Population (March 2024)
- • Total: 2,515
- • Density: 37/km^{2} (96/sq mi)
- Demonym: Rivellesi
- Time zone: UTC+1 (CET)
- • Summer (DST): UTC+2 (CEST)
- Postal code: 85040
- Dialing code: 0973
- ISTAT code: 076068
- Patron saint: san Nicola di Bari
- Saint day: 6 December
- Website: Official website

= Rivello =

Town and comune in Italy

Rivello (Rëviell in the rivellese dialect) is a town and comune in the province of Potenza, in the Southern Italian region of Basilicata. The population was 2,515 as of March 2024.

== Geography ==

=== Territory ===
The town sits at a median 479 meters above sea level. The comune extends for 68 square km, bordering Casaletto Spartano and Lagonegro to the north, Nemoli to the east, Maratea and Trecchina to the south, and Sapri to the west.

=== Climate ===
The closest weather station is that of Maratea. Based on weather reports from 1961–1990, the lowest average temperature is in January at 8.7 °C, while the highest is in August at 23.4 °C.

== History ==
The origins of the city begin in the Early Middle Ages. However, many archaeological finds suggest that Rivello is the successor to a Lucanian city of Sirios, predating the pre-Roman period. It is well-known that starting from the Middle ages, the city was divided into two-quarters: the upper quarter, whose inhabitants, the bardàv'ti, were tied to the Latin Catholic church (San Nicola di Bari), and the lower quarter, whose inhabitants, the bardàsci, were followers of the Greek rite parish (Santa Maria del Poggio).

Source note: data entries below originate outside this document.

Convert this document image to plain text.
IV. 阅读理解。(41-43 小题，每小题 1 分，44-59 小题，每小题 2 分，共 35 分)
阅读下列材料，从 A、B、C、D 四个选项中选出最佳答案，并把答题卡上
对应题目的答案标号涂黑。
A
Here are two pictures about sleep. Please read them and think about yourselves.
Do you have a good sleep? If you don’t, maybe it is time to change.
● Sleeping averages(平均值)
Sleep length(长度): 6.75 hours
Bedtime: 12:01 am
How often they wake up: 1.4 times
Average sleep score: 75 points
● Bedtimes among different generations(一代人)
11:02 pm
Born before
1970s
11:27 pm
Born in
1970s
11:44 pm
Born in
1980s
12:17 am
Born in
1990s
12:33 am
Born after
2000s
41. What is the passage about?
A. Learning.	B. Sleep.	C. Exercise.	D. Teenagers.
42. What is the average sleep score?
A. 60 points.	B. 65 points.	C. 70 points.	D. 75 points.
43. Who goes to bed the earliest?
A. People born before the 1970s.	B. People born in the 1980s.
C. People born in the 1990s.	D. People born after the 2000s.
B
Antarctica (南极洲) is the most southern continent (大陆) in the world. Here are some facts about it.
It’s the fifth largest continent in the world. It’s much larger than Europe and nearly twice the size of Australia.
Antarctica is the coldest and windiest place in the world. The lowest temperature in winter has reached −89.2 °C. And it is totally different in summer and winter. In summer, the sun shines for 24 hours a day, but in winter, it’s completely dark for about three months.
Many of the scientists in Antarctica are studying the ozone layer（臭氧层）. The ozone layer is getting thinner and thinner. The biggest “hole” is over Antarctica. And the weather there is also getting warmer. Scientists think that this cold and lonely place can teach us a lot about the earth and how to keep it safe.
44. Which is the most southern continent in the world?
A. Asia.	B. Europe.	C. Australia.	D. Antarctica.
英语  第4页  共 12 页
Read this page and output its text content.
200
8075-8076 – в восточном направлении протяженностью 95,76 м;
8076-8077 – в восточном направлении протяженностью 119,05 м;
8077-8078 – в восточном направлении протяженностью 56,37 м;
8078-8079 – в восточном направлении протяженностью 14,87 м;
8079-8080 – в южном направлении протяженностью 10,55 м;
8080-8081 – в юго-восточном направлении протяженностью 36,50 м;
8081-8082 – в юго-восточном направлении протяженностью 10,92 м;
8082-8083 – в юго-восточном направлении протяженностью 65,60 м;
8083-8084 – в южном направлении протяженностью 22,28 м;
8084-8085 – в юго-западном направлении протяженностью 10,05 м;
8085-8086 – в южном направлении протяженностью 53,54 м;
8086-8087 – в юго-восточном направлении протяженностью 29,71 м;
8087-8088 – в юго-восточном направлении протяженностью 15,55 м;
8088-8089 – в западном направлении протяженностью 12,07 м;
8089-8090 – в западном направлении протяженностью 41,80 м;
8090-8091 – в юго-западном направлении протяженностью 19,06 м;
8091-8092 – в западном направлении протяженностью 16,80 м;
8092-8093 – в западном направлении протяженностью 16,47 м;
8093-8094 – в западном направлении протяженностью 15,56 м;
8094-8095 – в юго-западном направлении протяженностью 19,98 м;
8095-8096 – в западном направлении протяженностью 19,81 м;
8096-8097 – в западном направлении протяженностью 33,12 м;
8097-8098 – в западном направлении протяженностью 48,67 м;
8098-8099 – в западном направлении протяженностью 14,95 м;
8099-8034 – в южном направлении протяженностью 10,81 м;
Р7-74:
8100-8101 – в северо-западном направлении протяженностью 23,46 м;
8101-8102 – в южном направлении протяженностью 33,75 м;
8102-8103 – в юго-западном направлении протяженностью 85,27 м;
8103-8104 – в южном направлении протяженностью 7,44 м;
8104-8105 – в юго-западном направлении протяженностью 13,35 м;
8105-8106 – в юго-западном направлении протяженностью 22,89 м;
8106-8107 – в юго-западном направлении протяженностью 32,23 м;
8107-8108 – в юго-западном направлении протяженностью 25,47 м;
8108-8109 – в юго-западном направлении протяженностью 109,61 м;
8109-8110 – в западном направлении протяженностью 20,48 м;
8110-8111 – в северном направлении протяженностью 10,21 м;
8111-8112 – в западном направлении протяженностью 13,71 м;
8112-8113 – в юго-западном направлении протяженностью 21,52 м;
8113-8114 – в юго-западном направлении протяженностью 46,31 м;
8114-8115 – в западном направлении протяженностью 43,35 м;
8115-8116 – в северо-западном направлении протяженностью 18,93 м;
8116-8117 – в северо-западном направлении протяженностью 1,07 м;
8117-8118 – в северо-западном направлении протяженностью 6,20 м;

References to the two ethic groups still persist today in the toponymy of the city such as "Fonte dei Lombardi" and "Piazza dei Greci". The Lombards, who settled following the barbarian invasions, and the Greeks, who came from the nearby Velia after its destruction by the Saracens. It is said that the modern name Rivello or Re-Velia derives from this.

In fact, the motto of the comune is still "Iterum Velia renovata Revellum" (Once Velia, renewed as Rivello). Another possible etymological origin of the name is found in the formation of the iterative type "Re + Vallare," meaning to fortify again, from which a late Latin revallo might have led, through the vowel shift A>E, to the form Rivello.

The 18th Century was Rivello's most prosperous, leading to a strong immigration that lead to a notable population increase, as evidenced by the ecclesiastical archives. Unfortunately, the arrival of the French caused a decline due to the uncertainties of the times. Following the Congress of Vienna and the Bourbon Reforms, there were signs of recovery; but fate had already been sealed. With the arrival of the Piedomontese, after the establishment of the Kingdom of Italy, the choices of the first governments, brigandage, poverty, and lack of work forced hundreds of Rivellese (as in the entire central-southern region of Italy) to emigrate to the Americas in search for a better fortune.

After WWII, emigration resumed but this time towards northern Italy (particularly Lombardy), Germany, Switzerland, France, and Belgium. This trend was especially pronounced between the late 1950s and mid-1970s.